C’est un acteur incroyable. Je l’ai rencontré il y a onze ans à Paris. En 1996, il avait joué au Palais des papes au Festival d’Avignon, une pièce d’Aimé Césaire, La Tragédie du roi Christophe. Et tout d’un coup sa carrière s’est arrêtée. J’ai vu comment il a galéré et je n’ai jamais compris pourquoi. C'est pour cela que je voulais faire un film qui montre le combat de ces acteurs noirs. Leur situation n’a souvent rien à avoir avec leur talent, mais beaucoup avec le fonctionnement de l’industrie. Cet acteur a tout sacrifié pour sa carrière : son fils, sa femme, sa vie, il a tout transformé en matière première de son art. Et à la fin, son art le déçoit. C’est ça que je voulais montrer.
 
Vous ne parlez pas un mot français, mais étonnamment, le film est entièrement interprété en français.
 
 Je me suis toujours dit que je ne pouvais pas faire un film en français. Finalement, je voulais en finir avec cette idée que la pièce est autour de la langue parlée. Le cinéma a sa propre langue ! On peut parler avec du texte et une langue, mais ce qu’on comprend, cela doit être « cinéma ». Le cinéma va au-delà de simples mots : des émotions, des lumières, le subconscient. Le cinéma est un espace très puissant.
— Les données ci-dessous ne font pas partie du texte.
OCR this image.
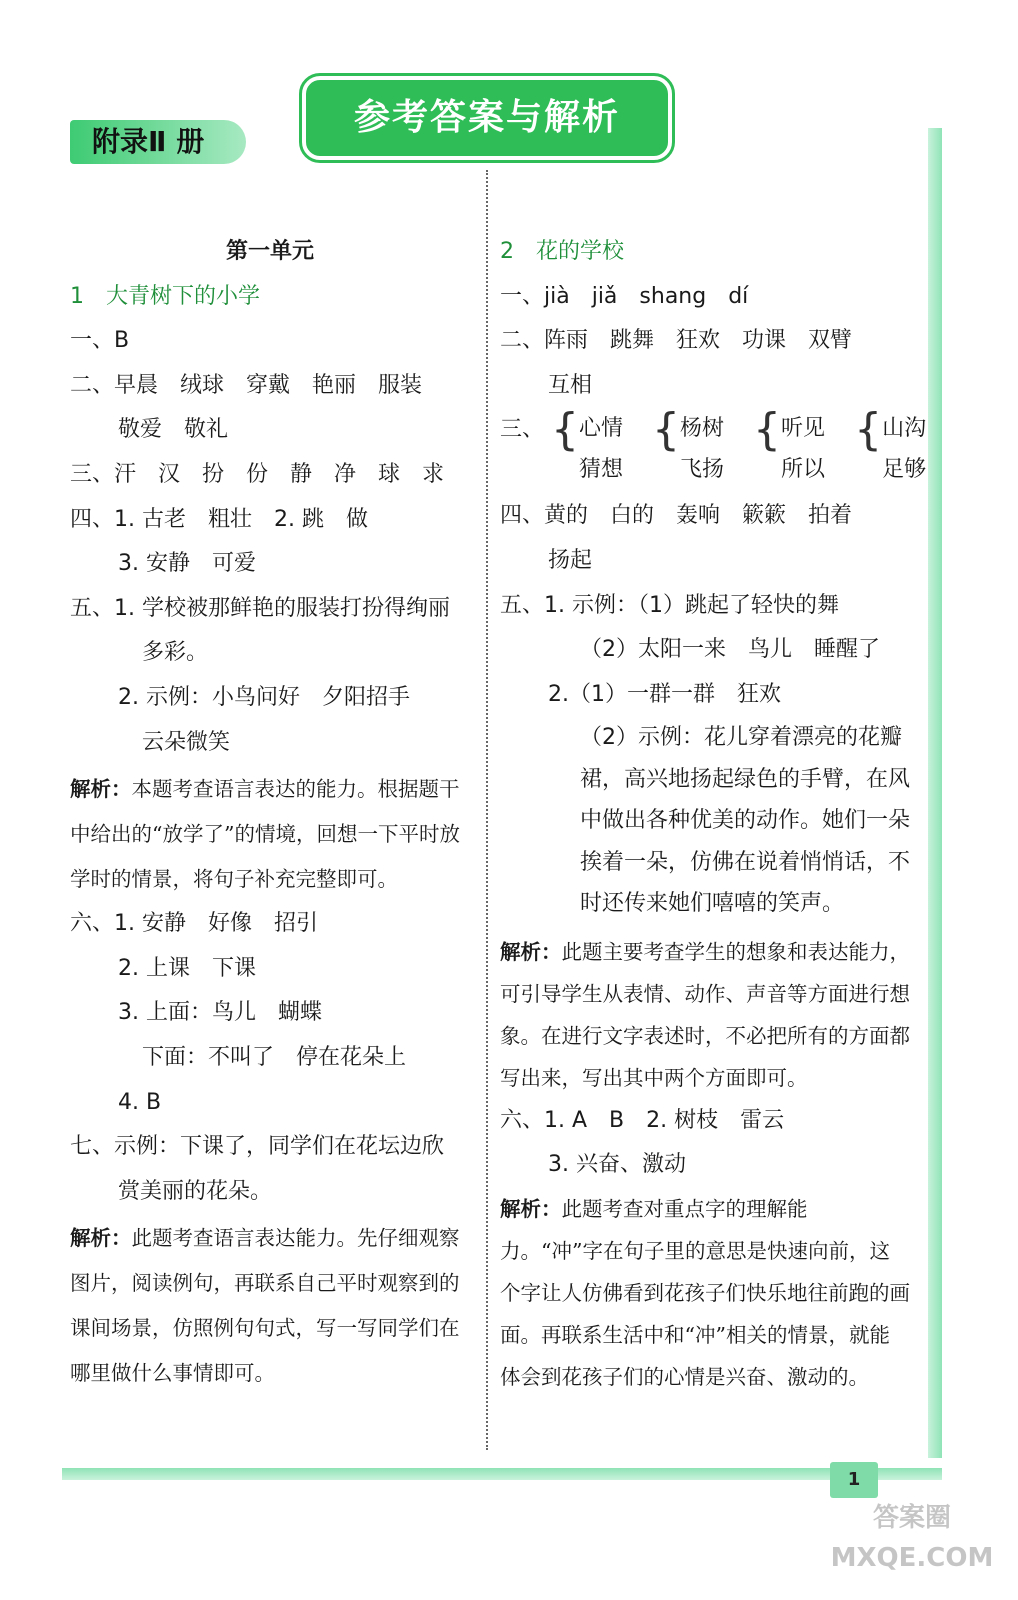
1
附录Ⅱ 册
参考答案与解析
第一单元
1　大青树下的小学
一、B
二、早晨　绒球　穿戴　艳丽　服装
敬爱　敬礼
三、汗　汉　扮　份　静　净　球　求
四、1. 古老　粗壮　2. 跳　做
3. 安静　可爱
五、1. 学校被那鲜艳的服装打扮得绚丽
多彩。
2. 示例：小鸟问好　夕阳招手
云朵微笑
解析：本题考查语言表达的能力。根据题干中给出的“放学了”的情境，回想一下平时放学时的情景，将句子补充完整即可。
六、1. 安静　好像　招引
2. 上课　下课
3. 上面：鸟儿　蝴蝶
下面：不叫了　停在花朵上
4. B
七、示例：下课了，同学们在花坛边欣
赏美丽的花朵。
解析：此题考查语言表达能力。先仔细观察图片，阅读例句，再联系自己平时观察到的课间场景，仿照例句句式，写一写同学们在哪里做什么事情即可。
2　花的学校
一、jià　jiǎ　shang　dí
二、阵雨　跳舞　狂欢　功课　双臂
互相
三、 {心情
猜想 {杨树
飞扬 {听见
所以 {山沟
足够
四、黄的　白的　轰响　簌簌　拍着
扬起
五、1. 示例：（1）跳起了轻快的舞
（2）太阳一来　鸟儿　睡醒了
2.（1）一群一群　狂欢
（2）示例：花儿穿着漂亮的花瓣裙，高兴地扬起绿色的手臂，在风中做出各种优美的动作。她们一朵挨着一朵，仿佛在说着悄悄话，不时还传来她们嘻嘻的笑声。
解析：此题主要考查学生的想象和表达能力，可引导学生从表情、动作、声音等方面进行想象。在进行文字表述时，不必把所有的方面都写出来，写出其中两个方面即可。
六、1. A　B　2. 树枝　雷云
3. 兴奋、激动
解析：此题考查对重点字的理解能力。“冲”字在句子里的意思是快速向前，这个字让人仿佛看到花孩子们快乐地往前跑的画面。再联系生活中和“冲”相关的情景，就能体会到花孩子们的心情是兴奋、激动的。
答案圈 MXQE.COM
Cela se passe dans une boîte noire, le focus est l’écran, et ensuite apparaissent des émotions ou un voyage psychologique dans la vie d’un homme. Je me suis senti capable de tourner le film en français. Je voulais tuer cette idée qu’il faut maîtriser une langue pour tourner un film dans cette langue. J’ai pu me libérer de cette idée, parce que j’ai travaillé avec des comédiens très talentueux en qui j’avais confiance. On a répété ensemble pendant cinq semaines. Mon travail était de surveiller le côté émotionnel et dynamique du film. Parce que, finalement, nous sommes tous les mêmes. Quand vous enlevez les mots, les émotions sont les mêmes. Je pense qu’on met trop l’accent sur la langue, parce que la plupart des vérités ne sont pas parlées.